Stefan rubbed his eyes. “Feature branches from eight months ago. Test coverage that would make a bootcamp graduate cry. A navigation module that looks like it was designed by someone who hates drivers.”
“That’s navigation. You should see climate control.”
“I did. There’s nothing to see.”
Leo nodded. “Now you understand why I called you.”
The coffee arrived — thick, dark, almost syrupy. Stefan drank half of it in one gulp and felt his nervous system realign.
“Tell me about the people,” he said.
Leo leaned back. “Adriana Costa. Engineering lead. Brilliant. Still codes every day. Knows the automotive embedded systems better than anyone alive. She’s been fighting this battle for three years. The executives ignore her.”
“Why?”
“Because she tells the truth, and the truth is inconvenient.” Leo shrugged. “She’s your natural ally. If you can convince her you’re not another consultant with slides.”
“I don’t do slides.”
“I know. That’s why I recommended you.” Leo’s expression grew serious. “But Stefan — she’s seen consultants before. Germans, Americans, everyone with frameworks and promises. They all left. Things got worse. She doesn’t trust outsiders.”
“I’m not here to consult. I’m here to code.”
“Prove it. That’s the only thing that will convince her.”
Stefan nodded. “Who else?”
“Júlia Nascimento. Backend developer. Young, talented, frustrated. She’s on the climate control team — the one with zero tests. She knows it’s broken. She just doesn’t know how to fix it.” Leo paused. “She’s also… magnetic. Be careful.”
Stefan raised an eyebrow.
“I’m serious.” Leo’s voice dropped. “She’s young. You’re not. You’re also running from something in Germany — don’t think I didn’t notice. Júlia is not the answer to whatever question you’re avoiding.”
“I’m not here for—”
“I know. Just… be careful.” Leo finished his coffee. “Then there’s Rafa Lima. Junior developer, embedded systems. Self-taught, brilliant, terrified. He found something in the project budgets that scared him. He told Adriana. She told Helena — my aunt, the board member who hired you.”
“What did he find?”
“That’s the thing. Nobody will tell me. Helena just said the financial situation was ‘complicated’ and that BergMotor was ‘concerned.’” Leo shook his head. “That’s why Klaus Hartmann is here. The German controller. Sent from Stuttgart to figure out where the money went.”
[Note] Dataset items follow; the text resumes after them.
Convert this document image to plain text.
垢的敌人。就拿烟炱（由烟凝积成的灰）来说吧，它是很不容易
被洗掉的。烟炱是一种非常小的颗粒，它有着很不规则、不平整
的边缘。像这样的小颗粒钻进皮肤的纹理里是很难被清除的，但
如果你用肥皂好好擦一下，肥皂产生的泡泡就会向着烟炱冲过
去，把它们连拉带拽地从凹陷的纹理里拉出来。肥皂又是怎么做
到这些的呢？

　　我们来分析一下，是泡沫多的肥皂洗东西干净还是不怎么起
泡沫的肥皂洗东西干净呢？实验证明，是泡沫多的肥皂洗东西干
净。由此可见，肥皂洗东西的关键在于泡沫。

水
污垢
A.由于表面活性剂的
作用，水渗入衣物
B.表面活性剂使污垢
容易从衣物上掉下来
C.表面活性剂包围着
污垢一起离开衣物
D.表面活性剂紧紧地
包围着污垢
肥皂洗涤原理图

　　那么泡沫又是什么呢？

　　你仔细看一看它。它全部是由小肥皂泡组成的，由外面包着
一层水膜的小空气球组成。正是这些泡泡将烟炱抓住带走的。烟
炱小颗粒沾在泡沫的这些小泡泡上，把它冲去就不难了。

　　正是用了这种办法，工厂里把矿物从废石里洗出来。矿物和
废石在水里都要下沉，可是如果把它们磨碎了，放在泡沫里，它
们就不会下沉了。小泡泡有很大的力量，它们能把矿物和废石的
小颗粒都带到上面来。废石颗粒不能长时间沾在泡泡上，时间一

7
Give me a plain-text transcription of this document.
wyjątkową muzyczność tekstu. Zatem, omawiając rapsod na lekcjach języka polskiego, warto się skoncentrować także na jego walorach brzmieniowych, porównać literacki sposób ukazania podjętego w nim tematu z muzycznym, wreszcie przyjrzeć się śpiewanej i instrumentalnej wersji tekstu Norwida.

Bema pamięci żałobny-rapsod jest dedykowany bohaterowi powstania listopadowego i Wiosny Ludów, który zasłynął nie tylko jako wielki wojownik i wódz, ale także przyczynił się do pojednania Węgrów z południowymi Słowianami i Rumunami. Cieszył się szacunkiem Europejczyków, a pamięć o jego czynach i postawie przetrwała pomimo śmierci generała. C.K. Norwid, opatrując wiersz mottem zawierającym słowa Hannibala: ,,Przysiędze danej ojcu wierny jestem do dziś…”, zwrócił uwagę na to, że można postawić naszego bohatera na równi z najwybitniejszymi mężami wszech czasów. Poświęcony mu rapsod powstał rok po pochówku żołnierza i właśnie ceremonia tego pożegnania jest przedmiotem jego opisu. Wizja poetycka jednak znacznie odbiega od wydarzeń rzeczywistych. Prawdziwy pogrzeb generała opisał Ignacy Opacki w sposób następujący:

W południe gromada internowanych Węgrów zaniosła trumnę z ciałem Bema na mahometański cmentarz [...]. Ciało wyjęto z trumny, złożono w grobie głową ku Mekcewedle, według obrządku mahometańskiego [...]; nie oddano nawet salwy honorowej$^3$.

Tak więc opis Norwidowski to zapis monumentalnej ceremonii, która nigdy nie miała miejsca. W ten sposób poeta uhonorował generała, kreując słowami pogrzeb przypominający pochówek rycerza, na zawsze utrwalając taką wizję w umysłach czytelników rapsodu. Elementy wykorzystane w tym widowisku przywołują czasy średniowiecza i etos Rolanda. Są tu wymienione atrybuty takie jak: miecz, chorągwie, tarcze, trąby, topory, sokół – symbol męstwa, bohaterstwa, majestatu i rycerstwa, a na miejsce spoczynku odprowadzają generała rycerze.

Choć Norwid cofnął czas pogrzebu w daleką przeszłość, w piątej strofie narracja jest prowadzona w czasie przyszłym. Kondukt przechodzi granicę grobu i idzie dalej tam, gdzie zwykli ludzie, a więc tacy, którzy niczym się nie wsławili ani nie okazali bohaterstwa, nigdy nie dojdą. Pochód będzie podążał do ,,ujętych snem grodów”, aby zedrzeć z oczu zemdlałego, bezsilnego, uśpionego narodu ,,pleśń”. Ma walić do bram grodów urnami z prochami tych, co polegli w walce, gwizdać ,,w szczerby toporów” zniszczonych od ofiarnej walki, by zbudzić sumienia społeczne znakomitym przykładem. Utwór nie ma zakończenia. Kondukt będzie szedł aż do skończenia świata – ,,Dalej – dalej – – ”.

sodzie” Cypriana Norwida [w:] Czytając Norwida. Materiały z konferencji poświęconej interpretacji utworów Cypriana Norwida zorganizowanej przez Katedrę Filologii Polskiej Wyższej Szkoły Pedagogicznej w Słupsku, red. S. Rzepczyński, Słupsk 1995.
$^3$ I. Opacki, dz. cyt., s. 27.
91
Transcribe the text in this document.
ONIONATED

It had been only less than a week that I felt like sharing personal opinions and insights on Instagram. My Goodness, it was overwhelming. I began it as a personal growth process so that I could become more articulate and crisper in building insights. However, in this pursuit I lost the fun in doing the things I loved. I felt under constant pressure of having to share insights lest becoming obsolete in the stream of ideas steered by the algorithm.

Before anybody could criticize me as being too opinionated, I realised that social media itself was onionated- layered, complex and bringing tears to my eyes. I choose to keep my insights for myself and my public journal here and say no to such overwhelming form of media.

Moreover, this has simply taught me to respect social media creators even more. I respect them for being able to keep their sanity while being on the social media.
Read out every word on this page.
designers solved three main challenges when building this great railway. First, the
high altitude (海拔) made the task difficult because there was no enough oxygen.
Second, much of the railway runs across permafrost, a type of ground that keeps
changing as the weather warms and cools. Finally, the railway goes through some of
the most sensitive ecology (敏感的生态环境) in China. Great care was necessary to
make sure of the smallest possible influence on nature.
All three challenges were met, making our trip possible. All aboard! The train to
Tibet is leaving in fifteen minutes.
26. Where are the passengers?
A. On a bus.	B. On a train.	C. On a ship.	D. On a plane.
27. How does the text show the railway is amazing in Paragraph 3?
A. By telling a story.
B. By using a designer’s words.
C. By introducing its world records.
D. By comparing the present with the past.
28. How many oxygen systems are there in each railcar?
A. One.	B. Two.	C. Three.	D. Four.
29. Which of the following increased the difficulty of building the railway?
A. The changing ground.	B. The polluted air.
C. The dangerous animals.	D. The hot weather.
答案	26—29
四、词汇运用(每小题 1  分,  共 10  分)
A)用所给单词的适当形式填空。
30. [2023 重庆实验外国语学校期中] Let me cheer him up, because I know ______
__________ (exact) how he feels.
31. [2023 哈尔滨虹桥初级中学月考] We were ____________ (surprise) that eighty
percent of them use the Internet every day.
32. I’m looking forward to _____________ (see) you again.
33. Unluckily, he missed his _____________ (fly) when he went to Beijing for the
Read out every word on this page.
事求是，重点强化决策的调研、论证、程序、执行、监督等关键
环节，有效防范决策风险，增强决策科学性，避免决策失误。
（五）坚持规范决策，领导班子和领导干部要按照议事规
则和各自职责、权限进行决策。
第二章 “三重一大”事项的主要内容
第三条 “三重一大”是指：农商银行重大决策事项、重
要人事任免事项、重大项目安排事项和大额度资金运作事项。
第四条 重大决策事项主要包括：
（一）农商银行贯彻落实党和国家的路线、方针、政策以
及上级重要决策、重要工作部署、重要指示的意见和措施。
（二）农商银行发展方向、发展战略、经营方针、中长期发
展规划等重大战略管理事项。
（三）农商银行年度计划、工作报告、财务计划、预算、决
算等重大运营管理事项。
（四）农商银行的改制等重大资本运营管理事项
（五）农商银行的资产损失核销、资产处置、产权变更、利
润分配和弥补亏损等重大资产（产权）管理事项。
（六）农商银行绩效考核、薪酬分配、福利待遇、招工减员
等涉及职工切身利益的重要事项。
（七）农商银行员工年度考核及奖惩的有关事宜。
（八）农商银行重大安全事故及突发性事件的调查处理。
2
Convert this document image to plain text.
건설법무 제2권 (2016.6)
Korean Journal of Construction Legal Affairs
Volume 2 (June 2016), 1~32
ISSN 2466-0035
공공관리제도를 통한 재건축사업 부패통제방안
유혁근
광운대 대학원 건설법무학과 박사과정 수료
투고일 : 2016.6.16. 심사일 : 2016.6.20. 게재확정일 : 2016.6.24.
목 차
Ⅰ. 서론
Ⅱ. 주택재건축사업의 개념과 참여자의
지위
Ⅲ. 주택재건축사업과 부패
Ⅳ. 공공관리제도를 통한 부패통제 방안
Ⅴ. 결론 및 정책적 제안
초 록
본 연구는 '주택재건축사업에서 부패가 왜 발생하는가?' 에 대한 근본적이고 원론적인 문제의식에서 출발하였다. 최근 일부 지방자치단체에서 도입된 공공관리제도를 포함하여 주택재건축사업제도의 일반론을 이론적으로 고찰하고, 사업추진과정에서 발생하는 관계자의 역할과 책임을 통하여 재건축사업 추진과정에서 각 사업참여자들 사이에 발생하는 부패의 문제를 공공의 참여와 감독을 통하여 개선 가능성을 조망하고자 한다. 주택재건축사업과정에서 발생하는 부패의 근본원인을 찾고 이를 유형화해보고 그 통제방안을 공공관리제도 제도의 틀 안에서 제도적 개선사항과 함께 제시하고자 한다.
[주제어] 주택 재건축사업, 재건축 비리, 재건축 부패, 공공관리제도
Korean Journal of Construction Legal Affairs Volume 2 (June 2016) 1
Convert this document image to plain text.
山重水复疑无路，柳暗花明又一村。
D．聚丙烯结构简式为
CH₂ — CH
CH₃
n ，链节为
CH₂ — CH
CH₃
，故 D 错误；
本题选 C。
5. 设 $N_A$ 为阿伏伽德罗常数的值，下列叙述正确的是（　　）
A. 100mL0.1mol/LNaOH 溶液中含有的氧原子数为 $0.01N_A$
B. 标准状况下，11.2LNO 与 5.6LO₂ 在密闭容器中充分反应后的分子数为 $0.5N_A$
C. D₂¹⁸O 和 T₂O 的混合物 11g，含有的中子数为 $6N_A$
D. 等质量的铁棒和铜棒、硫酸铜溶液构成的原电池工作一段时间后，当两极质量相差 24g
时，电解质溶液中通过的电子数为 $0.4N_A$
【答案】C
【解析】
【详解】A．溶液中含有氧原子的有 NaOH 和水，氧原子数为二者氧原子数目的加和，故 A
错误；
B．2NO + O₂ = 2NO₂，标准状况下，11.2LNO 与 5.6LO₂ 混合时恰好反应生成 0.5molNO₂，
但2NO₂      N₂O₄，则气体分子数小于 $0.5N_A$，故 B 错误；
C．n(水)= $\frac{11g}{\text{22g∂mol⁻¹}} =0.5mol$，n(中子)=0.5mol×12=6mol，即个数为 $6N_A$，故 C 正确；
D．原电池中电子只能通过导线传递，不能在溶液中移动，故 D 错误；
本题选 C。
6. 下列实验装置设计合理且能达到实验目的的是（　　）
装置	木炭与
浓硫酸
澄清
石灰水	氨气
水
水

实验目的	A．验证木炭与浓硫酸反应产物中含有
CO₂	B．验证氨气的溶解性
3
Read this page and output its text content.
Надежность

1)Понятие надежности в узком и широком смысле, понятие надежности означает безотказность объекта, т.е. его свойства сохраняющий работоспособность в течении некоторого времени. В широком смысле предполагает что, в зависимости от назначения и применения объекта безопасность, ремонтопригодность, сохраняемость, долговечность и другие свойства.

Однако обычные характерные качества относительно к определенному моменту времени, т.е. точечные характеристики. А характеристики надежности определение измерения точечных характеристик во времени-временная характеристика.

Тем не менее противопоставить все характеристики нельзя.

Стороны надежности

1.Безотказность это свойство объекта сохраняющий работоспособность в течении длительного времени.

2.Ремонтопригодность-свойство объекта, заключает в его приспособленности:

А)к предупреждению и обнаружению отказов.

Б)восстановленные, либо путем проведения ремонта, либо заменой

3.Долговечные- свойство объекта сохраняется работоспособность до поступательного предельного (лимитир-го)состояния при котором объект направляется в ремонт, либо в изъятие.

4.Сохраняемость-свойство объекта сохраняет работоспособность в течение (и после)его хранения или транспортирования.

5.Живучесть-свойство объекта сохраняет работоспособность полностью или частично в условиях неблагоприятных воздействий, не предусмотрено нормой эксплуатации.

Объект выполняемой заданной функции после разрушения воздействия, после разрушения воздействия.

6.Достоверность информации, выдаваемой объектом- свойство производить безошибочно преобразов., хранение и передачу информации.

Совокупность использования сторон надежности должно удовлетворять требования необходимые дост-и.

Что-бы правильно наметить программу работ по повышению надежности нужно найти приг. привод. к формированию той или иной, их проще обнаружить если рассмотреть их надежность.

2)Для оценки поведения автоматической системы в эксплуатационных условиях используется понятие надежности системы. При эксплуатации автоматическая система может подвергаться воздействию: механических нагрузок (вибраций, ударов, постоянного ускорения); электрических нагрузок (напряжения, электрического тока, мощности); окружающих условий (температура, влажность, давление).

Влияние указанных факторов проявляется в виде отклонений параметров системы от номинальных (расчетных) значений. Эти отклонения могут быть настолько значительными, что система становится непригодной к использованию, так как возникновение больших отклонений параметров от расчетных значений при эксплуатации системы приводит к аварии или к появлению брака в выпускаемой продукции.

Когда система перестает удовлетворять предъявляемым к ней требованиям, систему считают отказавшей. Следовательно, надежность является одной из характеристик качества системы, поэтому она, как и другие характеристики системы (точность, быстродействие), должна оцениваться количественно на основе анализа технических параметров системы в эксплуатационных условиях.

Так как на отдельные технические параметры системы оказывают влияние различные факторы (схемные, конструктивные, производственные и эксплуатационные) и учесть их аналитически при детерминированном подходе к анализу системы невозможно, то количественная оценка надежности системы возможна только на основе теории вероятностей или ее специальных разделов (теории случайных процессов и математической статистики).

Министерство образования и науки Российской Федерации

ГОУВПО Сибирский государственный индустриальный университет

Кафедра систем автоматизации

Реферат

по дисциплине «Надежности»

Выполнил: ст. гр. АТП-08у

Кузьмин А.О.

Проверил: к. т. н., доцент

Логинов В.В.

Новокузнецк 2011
Stefan processed this. Financial irregularities. A missing story. Developers who’d found something they shouldn’t.
“What about the CEO? Bernardo something?”
Leo’s face hardened. “Bernardo Souza. CFO, actually, but he runs everything. Don’t trust him. Don’t trust anyone he introduces to you. And don’t let him convince you that the problem is the developers.”
“Is it?”
“Christ, no.” Leo leaned forward, intense now. “Stefan, these people are good. They’re not bad developers. They’re sabotaged developers. The process, the politics, the impossible deadlines — it’s all designed to make them fail. And every time they fail, Bernardo brings in another consultant, another framework, another magic solution that costs money and changes nothing.”
“Why would he want them to fail?”
Leo hesitated. “I don’t know. But my aunt Helena is asking the same question. That’s the real reason you’re here. Not just to fix delivery. To find out what’s really going on.”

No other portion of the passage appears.